7 Treatment Options for Fibromyalgia
Important options for treating fibromyalgia include finding the right pain medication, getting the proper psychological support, trying complementary therapies, and finding the right treatment team. If your fibromyalgia treatment is not working, ask your doctor to help you explore these options:
- Pain medications. There are a number of medications now approved for fibromyalgia pain, including pregabalin (Lyrica), duloxetine (Cymbalta), and milnacipran (Savella). The narcotic-like painkiller tramadol (Ultram) has also been effective for fibromyalgia. “Switching between medications may be necessary and can be made easier with samples or vouchers to decrease the financial cost for the patient,” advises Dr. Abeles.
- Antidepressant medications. Tricyclic antidepressants and selective serotonin reuptake inhibitor antidepressants are frequently used for fibromyalgia and have been successful in controlling symptoms of pain, sleep disturbances, fatigue, and depression.
- Sleep management. People with fibromyalgia often have trouble getting enough sleep — and lack of sleep can make fibromyalgia symptoms worse. Make sure you avoid caffeine and stick to a strict sleep schedule.

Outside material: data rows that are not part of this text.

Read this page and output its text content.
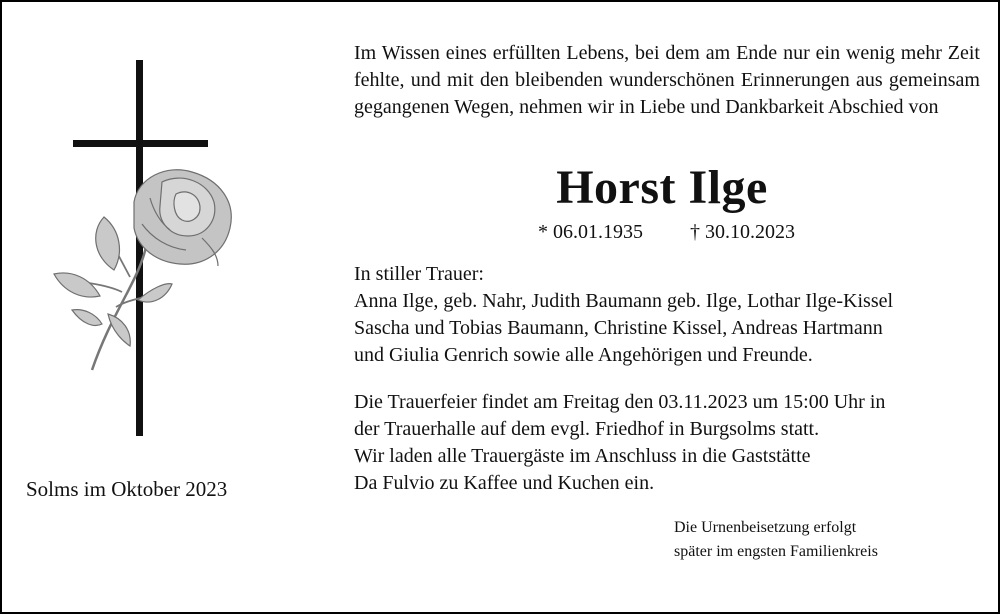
Solms im Oktober 2023
Im Wissen eines erfüllten Lebens, bei dem am Ende nur ein wenig mehr Zeit fehlte, und mit den bleibenden wunderschönen Erinnerungen aus gemeinsam gegangenen Wegen, nehmen wir in Liebe und Dankbarkeit Abschied von
Horst Ilge
* 06.01.1935 † 30.10.2023
In stiller Trauer:
Anna Ilge, geb. Nahr, Judith Baumann geb. Ilge, Lothar Ilge-Kissel
Sascha und Tobias Baumann, Christine Kissel, Andreas Hartmann
und Giulia Genrich sowie alle Angehörigen und Freunde.
Die Trauerfeier findet am Freitag den 03.11.2023 um 15:00 Uhr in
der Trauerhalle auf dem evgl. Friedhof in Burgsolms statt.
Wir laden alle Trauergäste im Anschluss in die Gaststätte
Da Fulvio zu Kaffee und Kuchen ein.
Die Urnenbeisetzung erfolgt
später im engsten Familienkreis
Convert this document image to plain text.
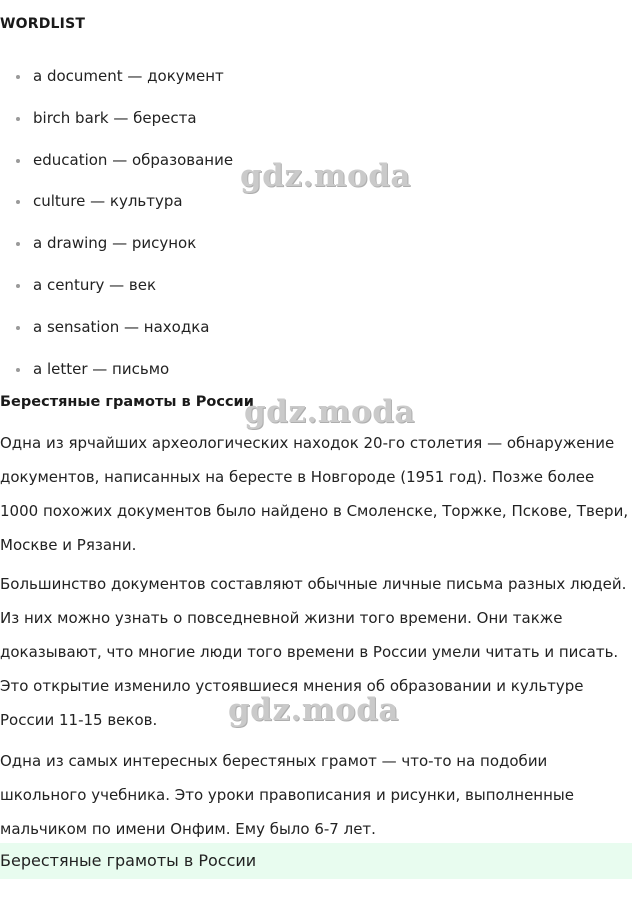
WORDLIST
a document — документ
birch bark — береста
education — образование
culture — культура
a drawing — рисунок
a century — век
a sensation — находка
a letter — письмо
Берестяные грамоты в России

Одна из ярчайших археологических находок 20-го столетия — обнаружение документов, написанных на бересте в Новгороде (1951 год). Позже более 1000 похожих документов было найдено в Смоленске, Торжке, Пскове, Твери, Москве и Рязани.

Большинство документов составляют обычные личные письма разных людей. Из них можно узнать о повседневной жизни того времени. Они также доказывают, что многие люди того времени в России умели читать и писать. Это открытие изменило устоявшиеся мнения об образовании и культуре России 11-15 веков.

Одна из самых интересных берестяных грамот — что-то на подобии школьного учебника. Это уроки правописания и рисунки, выполненные мальчиком по имени Онфим. Ему было 6-7 лет.

Берестяные грамоты в России
gdz.moda
gdz.moda
gdz.moda
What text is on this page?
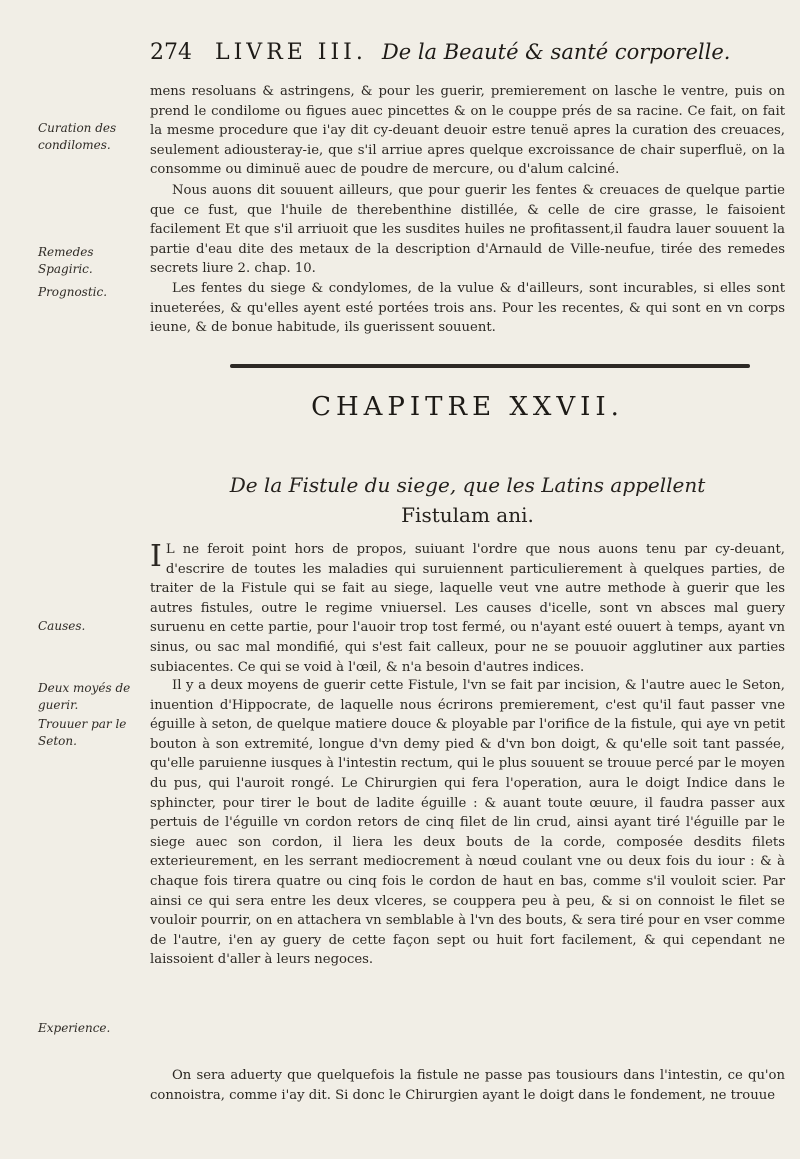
274 LIVRE III. De la Beauté & santé corporelle.
Curation des condilomes.
Remedes Spagiric.
Prognostic.
Causes.
Deux moyés de guerir.
Trouuer par le Seton.
Experience.

mens resoluans & astringens, & pour les guerir, premierement on lasche le ventre, puis on prend le condilome ou figues auec pincettes & on le couppe prés de sa racine. Ce fait, on fait la mesme procedure que i'ay dit cy-deuant deuoir estre tenuë apres la curation des creuaces, seulement adiousteray-ie, que s'il arriue apres quelque excroissance de chair superfluë, on la consomme ou diminuë auec de poudre de mercure, ou d'alum calciné.

Nous auons dit souuent ailleurs, que pour guerir les fentes & creuaces de quelque partie que ce fust, que l'huile de therebenthine distillée, & celle de cire grasse, le faisoient facilement Et que s'il arriuoit que les susdites huiles ne profitassent,il faudra lauer souuent la partie d'eau dite des metaux de la description d'Arnauld de Ville-neufue, tirée des remedes secrets liure 2. chap. 10.

Les fentes du siege & condylomes, de la vulue & d'ailleurs, sont incurables, si elles sont inueterées, & qu'elles ayent esté portées trois ans. Pour les recentes, & qui sont en vn corps ieune, & de bonue habitude, ils guerissent souuent.

CHAPITRE XXVII.
De la Fistule du siege, que les Latins appellent
Fistulam ani.
I L ne feroit point hors de propos, suiuant l'ordre que nous auons tenu par cy-deuant, d'escrire de toutes les maladies qui suruiennent particulierement à quelques parties, de traiter de la Fistule qui se fait au siege, laquelle veut vne autre methode à guerir que les autres fistules, outre le regime vniuersel. Les causes d'icelle, sont vn absces mal guery suruenu en cette partie, pour l'auoir trop tost fermé, ou n'ayant esté ouuert à temps, ayant vn sinus, ou sac mal mondifié, qui s'est fait calleux, pour ne se pouuoir agglutiner aux parties subiacentes. Ce qui se void à l'œil, & n'a besoin d'autres indices.

Il y a deux moyens de guerir cette Fistule, l'vn se fait par incision, & l'autre auec le Seton, inuention d'Hippocrate, de laquelle nous écrirons premierement, c'est qu'il faut passer vne éguille à seton, de quelque matiere douce & ployable par l'orifice de la fistule, qui aye vn petit bouton à son extremité, longue d'vn demy pied & d'vn bon doigt, & qu'elle soit tant passée, qu'elle paruienne iusques à l'intestin rectum, qui le plus souuent se trouue percé par le moyen du pus, qui l'auroit rongé. Le Chirurgien qui fera l'operation, aura le doigt Indice dans le sphincter, pour tirer le bout de ladite éguille : & auant toute œuure, il faudra passer aux pertuis de l'éguille vn cordon retors de cinq filet de lin crud, ainsi ayant tiré l'éguille par le siege auec son cordon, il liera les deux bouts de la corde, composée desdits filets exterieurement, en les serrant mediocrement à nœud coulant vne ou deux fois du iour : & à chaque fois tirera quatre ou cinq fois le cordon de haut en bas, comme s'il vouloit scier. Par ainsi ce qui sera entre les deux vlceres, se couppera peu à peu, & si on connoist le filet se vouloir pourrir, on en attachera vn semblable à l'vn des bouts, & sera tiré pour en vser comme de l'autre, i'en ay guery de cette façon sept ou huit fort facilement, & qui cependant ne laissoient d'aller à leurs negoces.

On sera aduerty que quelquefois la fistule ne passe pas tousiours dans l'intestin, ce qu'on connoistra, comme i'ay dit. Si donc le Chirurgien ayant le doigt dans le fondement, ne trouue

Ask your doctor if a sleep aid medication might help.
- Social and psychological support. The stress of living with a chronic painful disease like fibromyalgia can make your symptoms worse. Research shows that increasing social support reduces fibromyalgia symptoms, such as pain. You may benefit from a fibromyalgia support group. Professional counseling to help you develop coping skills and better manage your symptoms has also been shown to be helpful.

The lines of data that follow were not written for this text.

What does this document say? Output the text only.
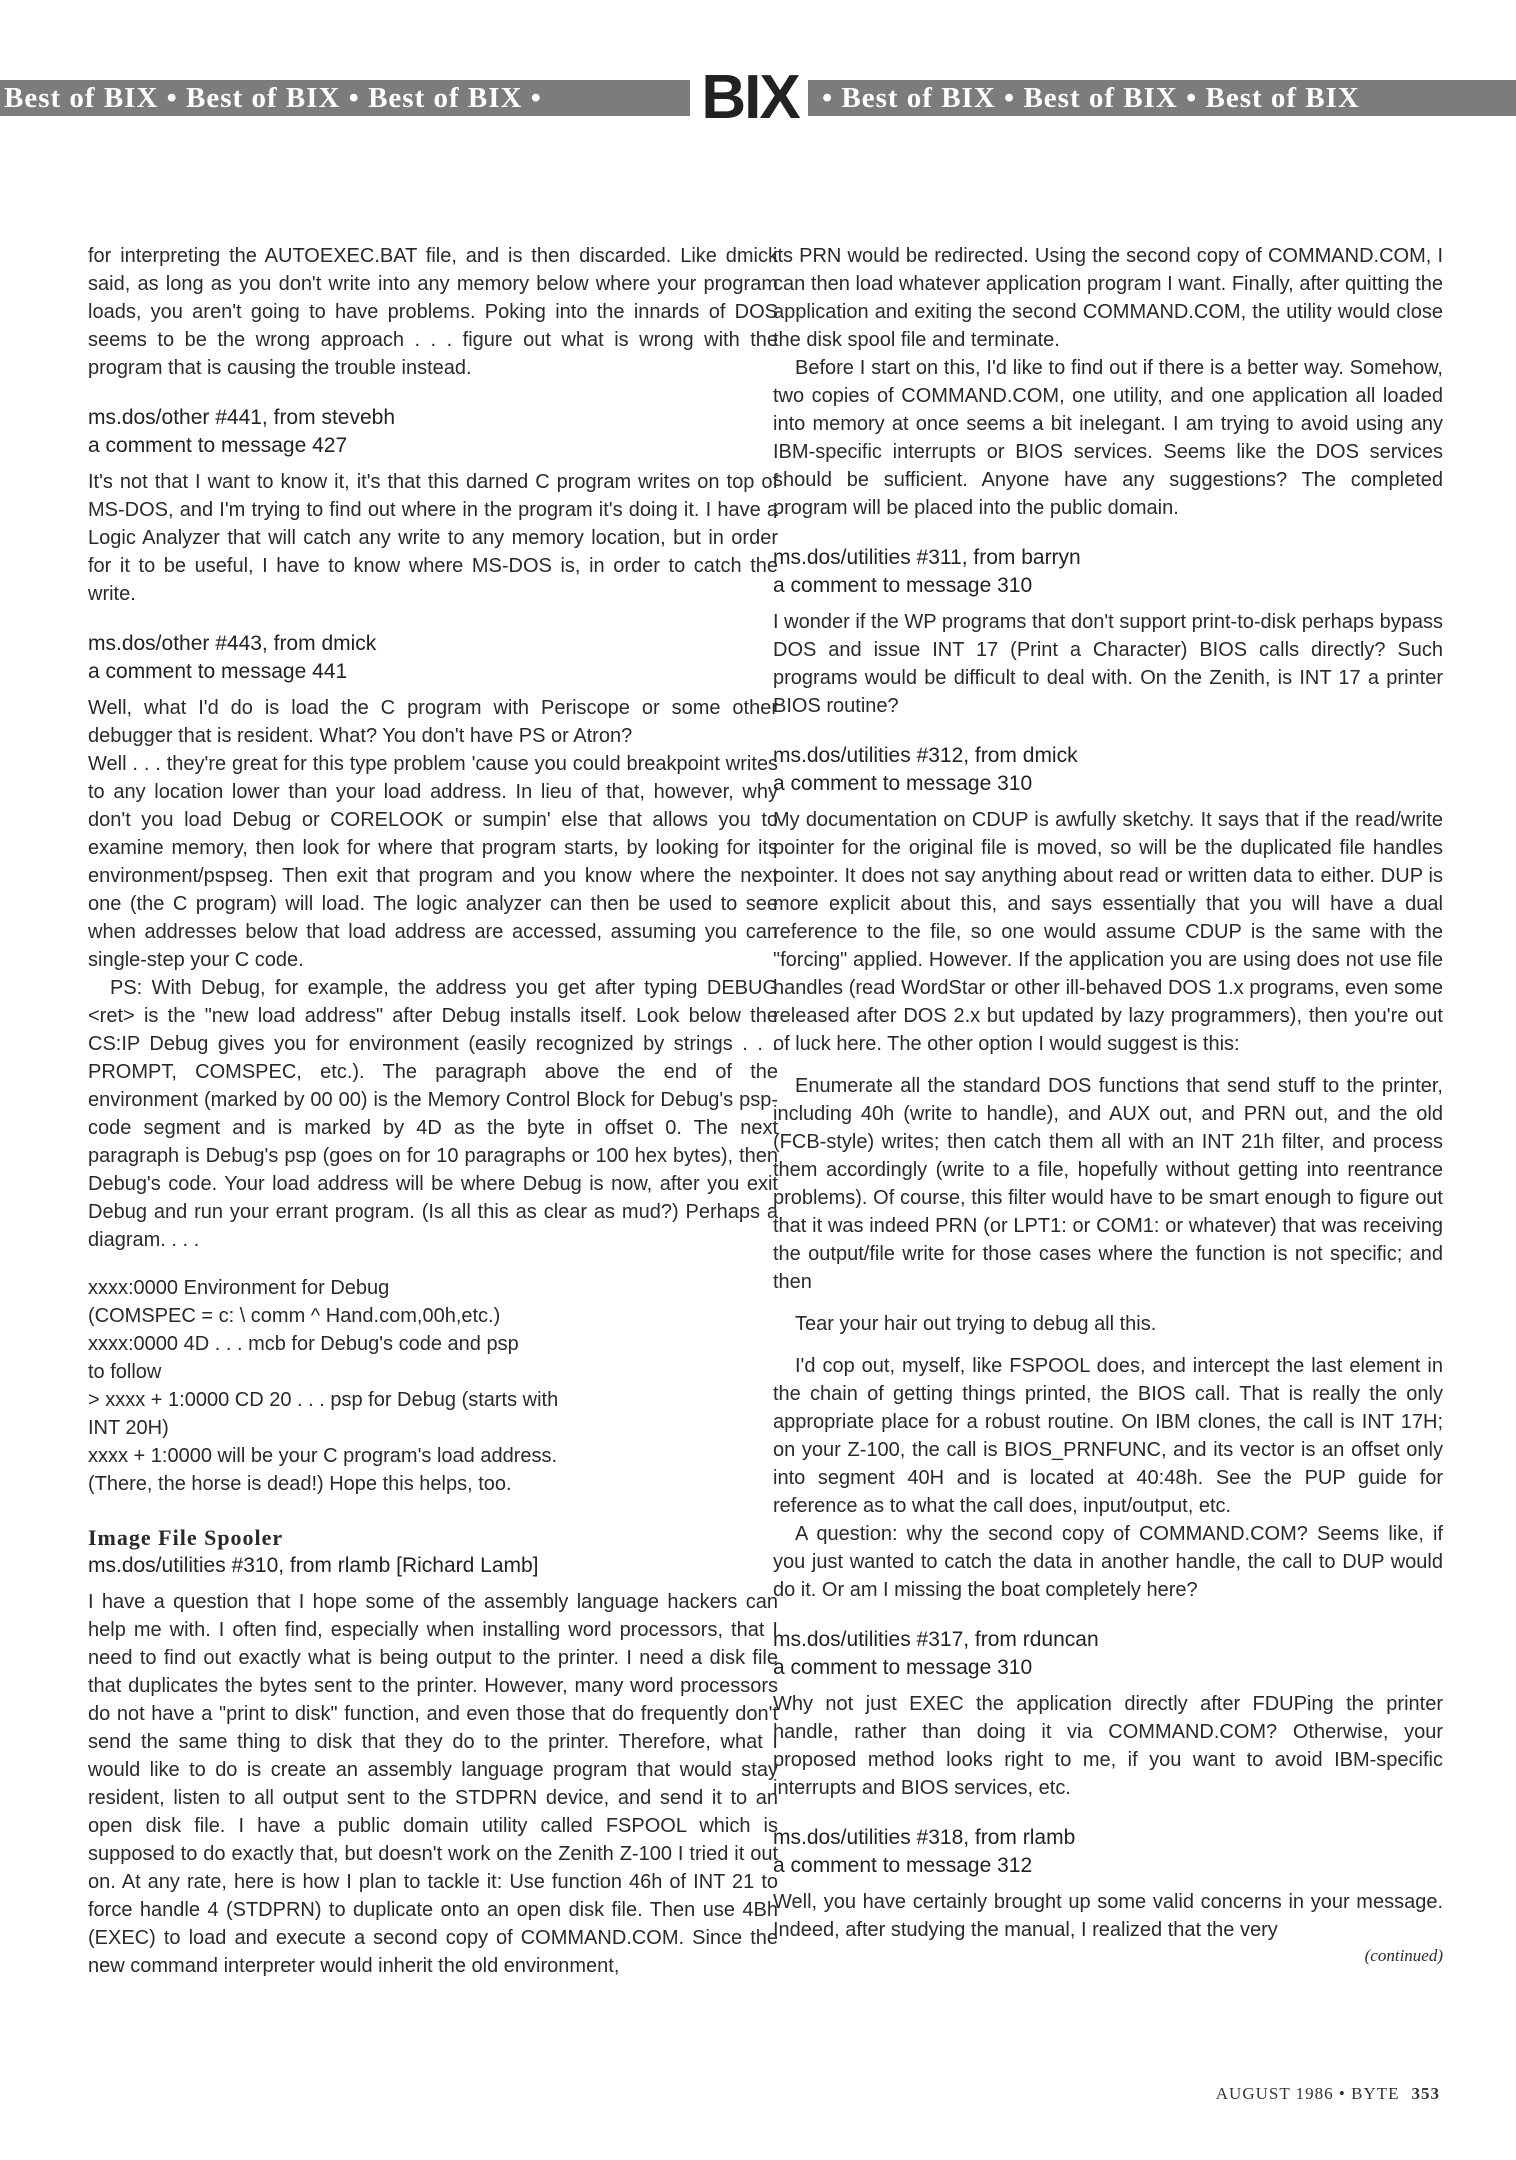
Best of BIX • Best of BIX • Best of BIX •	BIX • Best of BIX • Best of BIX • Best of BIX

for interpreting the AUTOEXEC.BAT file, and is then discarded. Like dmick said, as long as you don't write into any memory below where your program loads, you aren't going to have problems. Poking into the innards of DOS seems to be the wrong approach . . . figure out what is wrong with the program that is causing the trouble instead.

ms.dos/other #441, from stevebh
a comment to message 427

It's not that I want to know it, it's that this darned C program writes on top of MS-DOS, and I'm trying to find out where in the program it's doing it. I have a Logic Analyzer that will catch any write to any memory location, but in order for it to be useful, I have to know where MS-DOS is, in order to catch the write.

ms.dos/other #443, from dmick
a comment to message 441

Well, what I'd do is load the C program with Periscope or some other debugger that is resident. What? You don't have PS or Atron?

Well . . . they're great for this type problem 'cause you could breakpoint writes to any location lower than your load address. In lieu of that, however, why don't you load Debug or CORELOOK or sumpin' else that allows you to examine memory, then look for where that program starts, by looking for its environment/pspseg. Then exit that program and you know where the next one (the C program) will load. The logic analyzer can then be used to see when addresses below that load address are accessed, assuming you can single-step your C code.

PS: With Debug, for example, the address you get after typing DEBUG <ret> is the "new load address" after Debug installs itself. Look below the CS:IP Debug gives you for environment (easily recognized by strings . . . PROMPT, COMSPEC, etc.). The paragraph above the end of the environment (marked by 00 00) is the Memory Control Block for Debug's psp-code segment and is marked by 4D as the byte in offset 0. The next paragraph is Debug's psp (goes on for 10 paragraphs or 100 hex bytes), then Debug's code. Your load address will be where Debug is now, after you exit Debug and run your errant program. (Is all this as clear as mud?) Perhaps a diagram. . . .

xxxx:0000 Environment for Debug
(COMSPEC = c: \ comm ^ Hand.com,00h,etc.)
xxxx:0000 4D . . . mcb for Debug's code and psp
to follow
> xxxx + 1:0000 CD 20 . . . psp for Debug (starts with
INT 20H)
xxxx + 1:0000 will be your C program's load address.
(There, the horse is dead!) Hope this helps, too.
Image File Spooler
ms.dos/utilities #310, from rlamb [Richard Lamb]

I have a question that I hope some of the assembly language hackers can help me with. I often find, especially when installing word processors, that I need to find out exactly what is being output to the printer. I need a disk file that duplicates the bytes sent to the printer. However, many word processors do not have a "print to disk" function, and even those that do frequently don't send the same thing to disk that they do to the printer. Therefore, what I would like to do is create an assembly language program that would stay resident, listen to all output sent to the STDPRN device, and send it to an open disk file. I have a public domain utility called FSPOOL which is supposed to do exactly that, but doesn't work on the Zenith Z-100 I tried it out on. At any rate, here is how I plan to tackle it: Use function 46h of INT 21 to force handle 4 (STDPRN) to duplicate onto an open disk file. Then use 4Bh (EXEC) to load and execute a second copy of COMMAND.COM. Since the new command interpreter would inherit the old environment,

its PRN would be redirected. Using the second copy of COMMAND.COM, I can then load whatever application program I want. Finally, after quitting the application and exiting the second COMMAND.COM, the utility would close the disk spool file and terminate.

Before I start on this, I'd like to find out if there is a better way. Somehow, two copies of COMMAND.COM, one utility, and one application all loaded into memory at once seems a bit inelegant. I am trying to avoid using any IBM-specific interrupts or BIOS services. Seems like the DOS services should be sufficient. Anyone have any suggestions? The completed program will be placed into the public domain.

ms.dos/utilities #311, from barryn
a comment to message 310

I wonder if the WP programs that don't support print-to-disk perhaps bypass DOS and issue INT 17 (Print a Character) BIOS calls directly? Such programs would be difficult to deal with. On the Zenith, is INT 17 a printer BIOS routine?

ms.dos/utilities #312, from dmick
a comment to message 310

My documentation on CDUP is awfully sketchy. It says that if the read/write pointer for the original file is moved, so will be the duplicated file handles pointer. It does not say anything about read or written data to either. DUP is more explicit about this, and says essentially that you will have a dual reference to the file, so one would assume CDUP is the same with the "forcing" applied. However. If the application you are using does not use file handles (read WordStar or other ill-behaved DOS 1.x programs, even some released after DOS 2.x but updated by lazy programmers), then you're out of luck here. The other option I would suggest is this:

Enumerate all the standard DOS functions that send stuff to the printer, including 40h (write to handle), and AUX out, and PRN out, and the old (FCB-style) writes; then catch them all with an INT 21h filter, and process them accordingly (write to a file, hopefully without getting into reentrance problems). Of course, this filter would have to be smart enough to figure out that it was indeed PRN (or LPT1: or COM1: or whatever) that was receiving the output/file write for those cases where the function is not specific; and then

Tear your hair out trying to debug all this.

I'd cop out, myself, like FSPOOL does, and intercept the last element in the chain of getting things printed, the BIOS call. That is really the only appropriate place for a robust routine. On IBM clones, the call is INT 17H; on your Z-100, the call is BIOS_PRNFUNC, and its vector is an offset only into segment 40H and is located at 40:48h. See the PUP guide for reference as to what the call does, input/output, etc.

A question: why the second copy of COMMAND.COM? Seems like, if you just wanted to catch the data in another handle, the call to DUP would do it. Or am I missing the boat completely here?

ms.dos/utilities #317, from rduncan
a comment to message 310

Why not just EXEC the application directly after FDUPing the printer handle, rather than doing it via COMMAND.COM? Otherwise, your proposed method looks right to me, if you want to avoid IBM-specific interrupts and BIOS services, etc.

ms.dos/utilities #318, from rlamb
a comment to message 312

Well, you have certainly brought up some valid concerns in your message. Indeed, after studying the manual, I realized that the very

(continued)
AUGUST 1986 • BYTE 353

- Exercise. Exercise is an important part of feeling better if you have fibromyalgia. Studies show that exercise can help you improve your fitness level, feel better about yourself, and reduce the number of painful pressure points in fibromyalgia.
- Acupuncture. One survey found that about 20 percent of people diagnosed with fibromyalgia and treated at a university-based clinic tried acupuncture within a two-year period. Some studies have found that acupuncture can help relieve fibromyalgia pain, but other reports say the effects are not long-lasting and the treatment doesn’t help with the fatigue or sleep problems common with fibromyalgia.
- Other alternative treatments. Although there’s no strong evidence for most alternative treatments for fibromyalgia, many people who have tried these alternative approaches report significant improvement in their symptoms. These treatments include therapeutic message, yoga, biofeedback, hypnosis, chiropractic manipulation, and nutritional supplements. Always let your medical team know about any alternative treatments you’re contemplating.
If you are being treated for fibromyalgia and your pain medications are not as effective as in the past, you have options. Remember that it is common for people with fibromyalgia to try different types of medications and other management strategies. It is also important to make sure you have a sympathetic, knowledgeable team of experts to help you manage your fibromyalgia symptoms.
Fibromyalgia is an unpredictable disease that requires a flexible treatment plan. One of the best things you can do is to educate yourself about fibromyalgia so that you can work closely with your treatment team and be a good advocate for yourself.